Das stählerne Ungetüm auf dem Schloßplatz scheint einfach nicht wegzukriegen. Der Abriss des Palasts der Republik zieht sich von einer Verzögerung zur nächsten, immer wieder rieselt irgendwo Asbest aus dem Skelett. Jetzt soll es noch ein Jahr länger dauern, bis die Reste abgetragen sind. Es kommt einem vor wie Honeckers Rache; als wolle sein Geist aus dem lügengestraften Ausruf „Totgesagte leben länger“ zumindest hier, sozusagen am einstigen Thingplatz des Sozialismus, noch ein Fünkchen Wahrheit herausschlagen.

Vielleicht sollten wir einfach aufgeben und die Ruine so stehenlassen, wie sie ist, als leere Stahlhülle, durch die der Wind pfeift.
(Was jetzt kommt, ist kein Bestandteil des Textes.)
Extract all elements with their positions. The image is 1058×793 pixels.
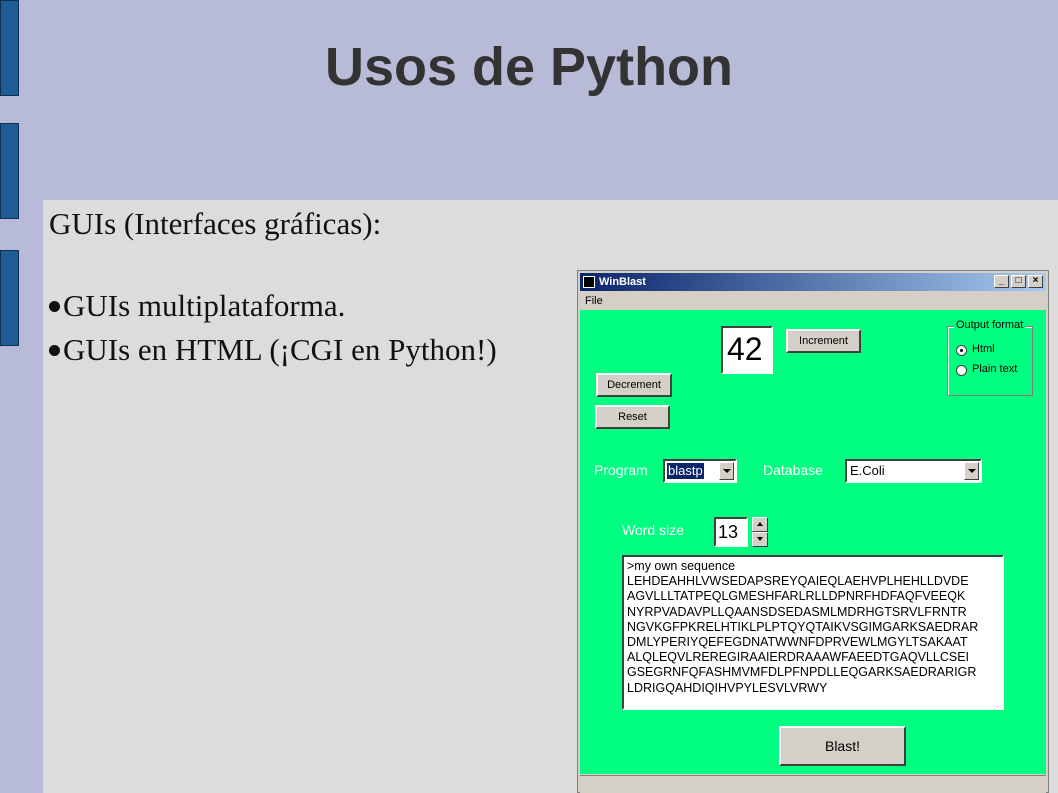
bullet-item: GUIs en HTML (¡CGI en Python!) xyxy=(49,332,497,368)
menu-file[interactable]: File xyxy=(580,295,603,307)
status-bar xyxy=(580,775,1046,793)
bullet-item: GUIs multiplataforma. xyxy=(49,288,345,324)
radio-plain-text-label[interactable]: Plain text xyxy=(972,363,1017,375)
slide-left-strip xyxy=(0,0,43,793)
database-label: Database xyxy=(763,462,823,478)
database-select[interactable]: E.Coli xyxy=(845,459,982,483)
database-value: E.Coli xyxy=(850,463,885,478)
winblast-window: WinBlast _ □ × File 42 Increment Decreme… xyxy=(577,270,1049,793)
window-titlebar[interactable]: WinBlast _ □ × xyxy=(580,273,1046,291)
word-size-label: Word size xyxy=(622,522,684,538)
sequence-line: NGVKGFPKRELHTIKLPLPTQYQTAIKVSGIMGARKSAED… xyxy=(627,619,979,634)
chevron-down-icon[interactable] xyxy=(719,462,734,480)
window-client-area: 42 Increment Decrement Reset Output form… xyxy=(580,310,1046,774)
sequence-line: ALQLEQVLREREGIRAAIERDRAAAWFAEEDTGAQVLLCS… xyxy=(627,650,969,665)
bullet-text: GUIs multiplataforma. xyxy=(63,288,346,323)
menu-bar: File xyxy=(580,292,1046,310)
sequence-line: NYRPVADAVPLLQAANSDSEDASMLMDRHGTSRVLFRNTR xyxy=(627,604,967,619)
output-format-group: Output format Html Plain text xyxy=(947,319,1033,396)
bullet-dot-icon xyxy=(49,345,60,357)
sequence-line: DMLYPERIYQEFEGDNATWWNFDPRVEWLMGYLTSAKAAT xyxy=(627,635,968,650)
minimize-icon[interactable]: _ xyxy=(994,275,1009,288)
chevron-down-icon[interactable] xyxy=(964,462,979,480)
counter-display: 42 xyxy=(721,326,773,374)
blast-button[interactable]: Blast! xyxy=(779,726,906,766)
sequence-line: LDRIGQAHDIQIHVPYLESVLVRWY xyxy=(627,680,828,695)
reset-button[interactable]: Reset xyxy=(595,405,670,429)
word-size-input[interactable]: 13 xyxy=(714,517,748,547)
bullet-dot-icon xyxy=(49,301,60,313)
close-icon[interactable]: × xyxy=(1028,275,1043,288)
sequence-line: LEHDEAHHLVWSEDAPSREYQAIEQLAEHVPLHEHLLDVD… xyxy=(627,574,969,589)
slide-heading: GUIs (Interfaces gráficas): xyxy=(49,206,382,241)
sequence-line: AGVLLLTATPEQLGMESHFARLRLLDPNRFHDFAQFVEEQ… xyxy=(627,589,966,604)
radio-plain-text[interactable] xyxy=(956,365,967,376)
sequence-line: GSEGRNFQFASHMVMFDLPFNPDLLEQGARKSAEDRARIG… xyxy=(627,665,977,680)
bullet-text: GUIs en HTML (¡CGI en Python!) xyxy=(63,332,497,367)
spin-down-icon[interactable] xyxy=(752,532,768,547)
increment-button[interactable]: Increment xyxy=(786,329,861,353)
sequence-textarea[interactable]: >my own sequence LEHDEAHHLVWSEDAPSREYQAIE… xyxy=(622,555,1004,710)
radio-html[interactable] xyxy=(956,345,967,356)
window-title: WinBlast xyxy=(599,276,646,288)
decrement-button[interactable]: Decrement xyxy=(596,373,672,397)
output-format-title: Output format xyxy=(954,319,1026,331)
slide-tab xyxy=(0,123,19,219)
app-icon xyxy=(583,276,595,288)
program-value: blastp xyxy=(667,463,704,479)
program-select[interactable]: blastp xyxy=(663,459,737,483)
program-label: Program xyxy=(594,462,648,478)
radio-html-label[interactable]: Html xyxy=(972,343,995,355)
sequence-line: >my own sequence xyxy=(627,559,736,573)
slide-tab xyxy=(0,250,19,346)
slide-title: Usos de Python xyxy=(324,37,734,97)
spin-up-icon[interactable] xyxy=(752,517,768,532)
maximize-icon[interactable]: □ xyxy=(1011,275,1026,288)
Das Schloss kommt eh’ nicht so schnell, und besser, als Gras über den leeren Platz wachsen zu lassen, ist es allemal. Zur Not könnte man ein Riesenrad reinstellen, oder auch nicht.

Vom Zweiten Weltkrieg hat Berlin sich die zerstörte Gedächtniskirche bewahrt, die Palastruine wäre eine sinnfällige Erinnerung daran, dass der Kalte Krieg lange nach der Maueröffnung noch nicht zu Ende war. Übrigens: Auch der Flughafen Tempelhof wurde schon so gebaut, dass er noch als Ruine schön sein wird.